NOAA-12, also known as NOAA-D, was a U.S. weather satellite operated by the NOAA for use in the National Environmental Satellite Data and Information Service (NESDIS). It was part of a series of satellites called Advanced TIROS-N, being the fifth of the series. NOAA-12 was launched on an Atlas E rocket on May 14, 1991 from Vandenberg Air Force Base, California.

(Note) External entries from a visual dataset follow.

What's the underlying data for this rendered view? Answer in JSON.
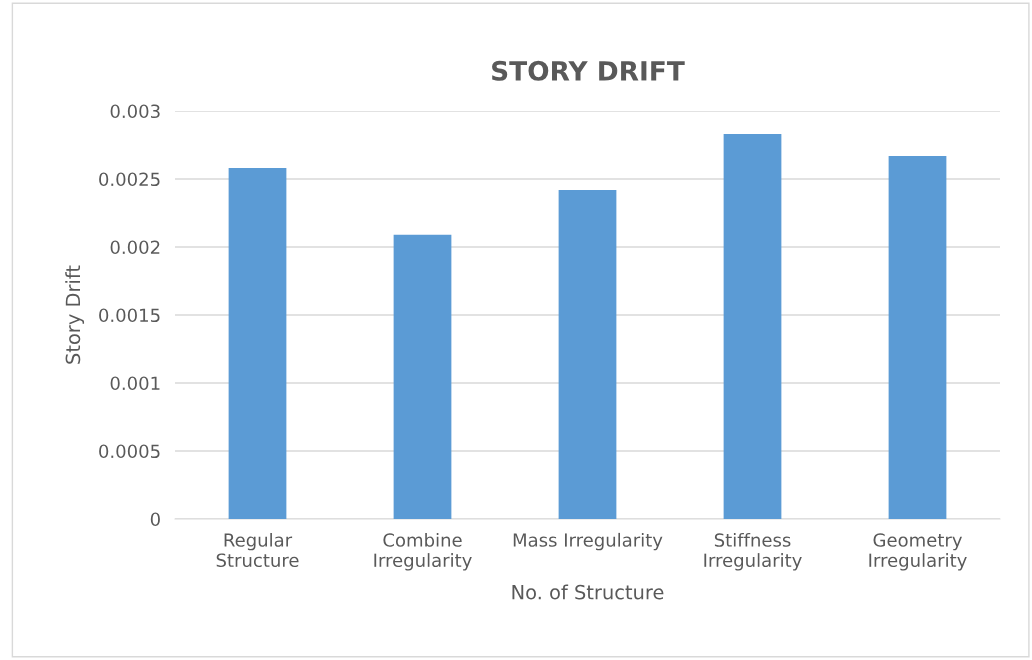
{
  "chart_data": {
    "type": "bar",
    "title": "STORY DRIFT",
    "xlabel": "No. of Structure",
    "ylabel": "Story Drift",
    "categories": [
      "Regular\nStructure",
      "Combine\nIrregularity",
      "Mass Irregularity",
      "Stiffness\nIrregularity",
      "Geometry\nIrregularity"
    ],
    "values": [
      0.00258,
      0.00209,
      0.00242,
      0.00283,
      0.00267
    ],
    "color": "#5b9bd5",
    "ylim": [
      0,
      0.003
    ],
    "yticks": [
      0,
      0.0005,
      0.001,
      0.0015,
      0.002,
      0.0025,
      0.003
    ],
    "grid": "y"
  }
}
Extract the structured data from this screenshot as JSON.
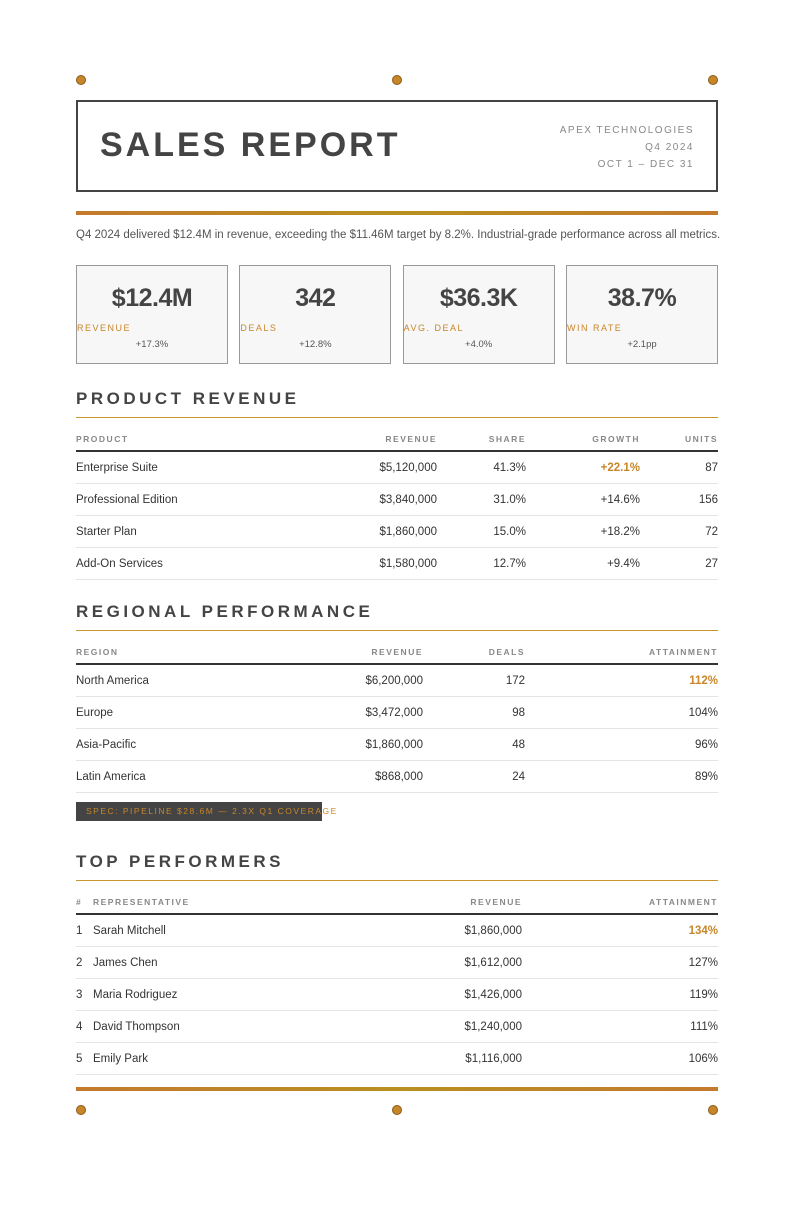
{
  "header": {
    "title": "SALES REPORT",
    "company": "APEX TECHNOLOGIES",
    "quarter": "Q4 2024",
    "period": "OCT 1 – DEC 31"
  },
  "summary": "Q4 2024 delivered $12.4M in revenue, exceeding the $11.46M target by 8.2%. Industrial-grade performance across all metrics.",
  "kpis": [
    {
      "value": "$12.4M",
      "label": "REVENUE",
      "change": "+17.3%"
    },
    {
      "value": "342",
      "label": "DEALS",
      "change": "+12.8%"
    },
    {
      "value": "$36.3K",
      "label": "AVG. DEAL",
      "change": "+4.0%"
    },
    {
      "value": "38.7%",
      "label": "WIN RATE",
      "change": "+2.1pp"
    }
  ],
  "product_revenue": {
    "title": "PRODUCT REVENUE",
    "columns": [
      "PRODUCT",
      "REVENUE",
      "SHARE",
      "GROWTH",
      "UNITS"
    ],
    "rows": [
      [
        "Enterprise Suite",
        "$5,120,000",
        "41.3%",
        "+22.1%",
        "87"
      ],
      [
        "Professional Edition",
        "$3,840,000",
        "31.0%",
        "+14.6%",
        "156"
      ],
      [
        "Starter Plan",
        "$1,860,000",
        "15.0%",
        "+18.2%",
        "72"
      ],
      [
        "Add-On Services",
        "$1,580,000",
        "12.7%",
        "+9.4%",
        "27"
      ]
    ]
  },
  "regional_performance": {
    "title": "REGIONAL PERFORMANCE",
    "columns": [
      "REGION",
      "REVENUE",
      "DEALS",
      "ATTAINMENT"
    ],
    "rows": [
      [
        "North America",
        "$6,200,000",
        "172",
        "112%"
      ],
      [
        "Europe",
        "$3,472,000",
        "98",
        "104%"
      ],
      [
        "Asia-Pacific",
        "$1,860,000",
        "48",
        "96%"
      ],
      [
        "Latin America",
        "$868,000",
        "24",
        "89%"
      ]
    ]
  },
  "spec_note": "SPEC: PIPELINE $28.6M — 2.3X Q1 COVERAGE",
  "top_performers": {
    "title": "TOP PERFORMERS",
    "columns": [
      "#",
      "REPRESENTATIVE",
      "REVENUE",
      "ATTAINMENT"
    ],
    "rows": [
      [
        "1",
        "Sarah Mitchell",
        "$1,860,000",
        "134%"
      ],
      [
        "2",
        "James Chen",
        "$1,612,000",
        "127%"
      ],
      [
        "3",
        "Maria Rodriguez",
        "$1,426,000",
        "119%"
      ],
      [
        "4",
        "David Thompson",
        "$1,240,000",
        "111%"
      ],
      [
        "5",
        "Emily Park",
        "$1,116,000",
        "106%"
      ]
    ]
  }
}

The satellite design provides an economical and stable sun-synchronous (morning equator-crossing) platform for advanced operational instruments to measure the earth's atmosphere, its surface and cloud cover, and the near-space environment. The Satellite Operations Control Center is located in Suitland, Maryland. Major command stations for satellite control are located near Fairbanks, Alaska and on Wallops Island, Virginia; a backup station for connection when the satellite is unavailable from the main stations is located at Point Barrow, Alaska.

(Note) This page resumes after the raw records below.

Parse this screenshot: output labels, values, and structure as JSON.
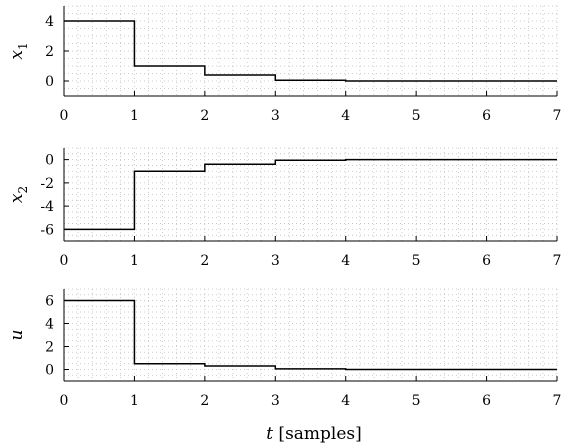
{
  "chart_data": [
    {
      "type": "line",
      "ylabel": "x",
      "ylabel_sub": "1",
      "xlabel": "",
      "xlim": [
        0,
        7
      ],
      "ylim": [
        -1,
        5
      ],
      "xticks": [
        0,
        1,
        2,
        3,
        4,
        5,
        6,
        7
      ],
      "yticks": [
        0,
        2,
        4
      ],
      "ytick_labels": [
        "0",
        "2",
        "4"
      ],
      "grid": true,
      "step": true,
      "x": [
        0,
        1,
        2,
        3,
        4,
        5,
        6,
        7
      ],
      "y": [
        4,
        1,
        0.4,
        0.05,
        0,
        0,
        0,
        0
      ]
    },
    {
      "type": "line",
      "ylabel": "x",
      "ylabel_sub": "2",
      "xlabel": "",
      "xlim": [
        0,
        7
      ],
      "ylim": [
        -7,
        1
      ],
      "xticks": [
        0,
        1,
        2,
        3,
        4,
        5,
        6,
        7
      ],
      "yticks": [
        0,
        -2,
        -4,
        -6
      ],
      "ytick_labels": [
        "0",
        "-2",
        "-4",
        "-6"
      ],
      "grid": true,
      "step": true,
      "x": [
        0,
        1,
        2,
        3,
        4,
        5,
        6,
        7
      ],
      "y": [
        -6,
        -1,
        -0.4,
        -0.05,
        0,
        0,
        0,
        0
      ]
    },
    {
      "type": "line",
      "ylabel": "u",
      "ylabel_sub": "",
      "xlabel": "t",
      "xlabel_suffix": " [samples]",
      "xlim": [
        0,
        7
      ],
      "ylim": [
        -1,
        7
      ],
      "xticks": [
        0,
        1,
        2,
        3,
        4,
        5,
        6,
        7
      ],
      "yticks": [
        0,
        2,
        4,
        6
      ],
      "ytick_labels": [
        "0",
        "2",
        "4",
        "6"
      ],
      "grid": true,
      "step": true,
      "x": [
        0,
        1,
        2,
        3,
        4,
        5,
        6,
        7
      ],
      "y": [
        6,
        0.5,
        0.3,
        0.05,
        0,
        0,
        0,
        0
      ]
    }
  ]
}
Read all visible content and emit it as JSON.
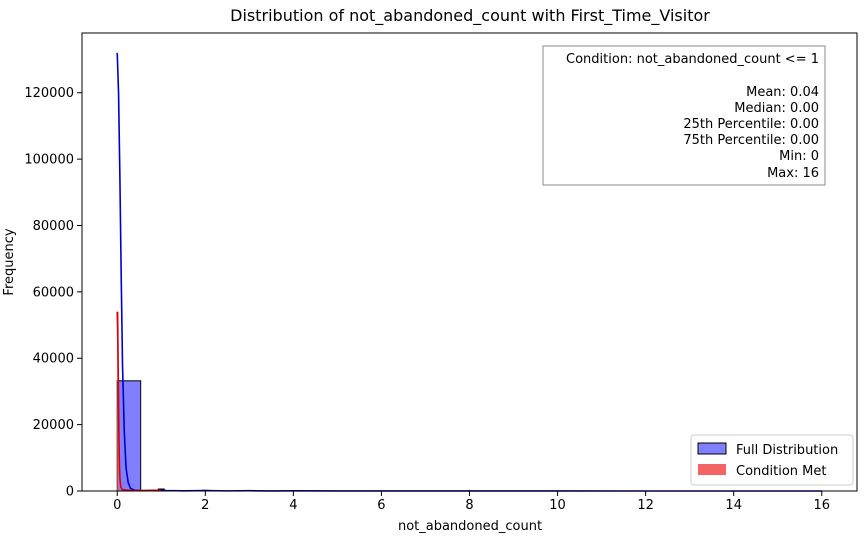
{
  "chart_data": {
    "type": "histogram",
    "title": "Distribution of not_abandoned_count with First_Time_Visitor",
    "xlabel": "not_abandoned_count",
    "ylabel": "Frequency",
    "xlim": [
      -0.8,
      16.8
    ],
    "ylim": [
      0,
      138000
    ],
    "x_ticks": [
      0,
      2,
      4,
      6,
      8,
      10,
      12,
      14,
      16
    ],
    "y_ticks": [
      0,
      20000,
      40000,
      60000,
      80000,
      100000,
      120000
    ],
    "x_tick_labels": [
      "0",
      "2",
      "4",
      "6",
      "8",
      "10",
      "12",
      "14",
      "16"
    ],
    "y_tick_labels": [
      "0",
      "20000",
      "40000",
      "60000",
      "80000",
      "100000",
      "120000"
    ],
    "series": [
      {
        "name": "Full Distribution",
        "kind": "histogram",
        "color": "#0000ff",
        "bins": [
          {
            "x0": 0.0,
            "x1": 0.533,
            "count": 33200
          },
          {
            "x0": 0.933,
            "x1": 1.067,
            "count": 600
          },
          {
            "x0": 1.933,
            "x1": 2.067,
            "count": 200
          },
          {
            "x0": 2.933,
            "x1": 3.067,
            "count": 100
          },
          {
            "x0": 3.933,
            "x1": 4.067,
            "count": 60
          }
        ],
        "kde": [
          [
            0.0,
            132000
          ],
          [
            0.03,
            120000
          ],
          [
            0.06,
            95000
          ],
          [
            0.09,
            65000
          ],
          [
            0.12,
            38000
          ],
          [
            0.16,
            18000
          ],
          [
            0.2,
            7000
          ],
          [
            0.25,
            2500
          ],
          [
            0.3,
            800
          ],
          [
            0.4,
            200
          ],
          [
            0.6,
            100
          ],
          [
            0.9,
            200
          ],
          [
            1.0,
            250
          ],
          [
            1.1,
            150
          ],
          [
            1.5,
            60
          ],
          [
            2.0,
            120
          ],
          [
            2.5,
            40
          ],
          [
            3.0,
            80
          ],
          [
            3.5,
            30
          ],
          [
            4.0,
            60
          ],
          [
            5.0,
            30
          ],
          [
            6.0,
            20
          ],
          [
            8.0,
            10
          ],
          [
            10.0,
            5
          ],
          [
            12.0,
            3
          ],
          [
            16.0,
            0
          ]
        ]
      },
      {
        "name": "Condition Met",
        "kind": "histogram",
        "color": "#ff0000",
        "bins": [
          {
            "x0": 0.0,
            "x1": 0.033,
            "count": 54000
          },
          {
            "x0": 0.967,
            "x1": 1.0,
            "count": 300
          }
        ],
        "kde": [
          [
            0.0,
            54000
          ],
          [
            0.01,
            48000
          ],
          [
            0.02,
            38000
          ],
          [
            0.03,
            26000
          ],
          [
            0.04,
            15000
          ],
          [
            0.05,
            8000
          ],
          [
            0.06,
            4000
          ],
          [
            0.08,
            1200
          ],
          [
            0.12,
            400
          ],
          [
            0.3,
            150
          ],
          [
            0.6,
            150
          ],
          [
            0.95,
            200
          ],
          [
            1.0,
            200
          ]
        ]
      }
    ],
    "legend": {
      "position": "lower-right",
      "entries": [
        "Full Distribution",
        "Condition Met"
      ]
    },
    "stats_box": {
      "position": "top-right",
      "condition": "Condition: not_abandoned_count <= 1",
      "lines": [
        "Mean: 0.04",
        "Median: 0.00",
        "25th Percentile: 0.00",
        "75th Percentile: 0.00",
        "Min: 0",
        "Max: 16"
      ]
    },
    "grid": false
  }
}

The last contact occurred on August 10, 2007.


  • ARGOS Data Collection System
  • Advanced Very High Resolution Radiometer: Cassegrain telescope with a 203 mm aperture diameter for imaging the Earth and cloud surface in the visible and infrared portion of the spectrum (5 channels, wavelength 0.5 μm to 12.5 μm, spatial resolution 0.62 mi to 2.5 mi);
  • High-resolution Infra Red Sounder
  • Microwave Sounding Unit
  • Stratospheric Sounding Unit
  • SEM/Medium energy proton Detector: Instrument for detection of corpuscular radiation from solar eruptions (electrons 30 keV-300 keV, protons 30-2500 keV, α particles above 6 MeV);
  • SEM/Total Energy Detector: Instrument for determination of the total energy of bringing into the atmosphere electrons, protons and positive ions (range of electrons and protons 0.05 keV to 20 keV).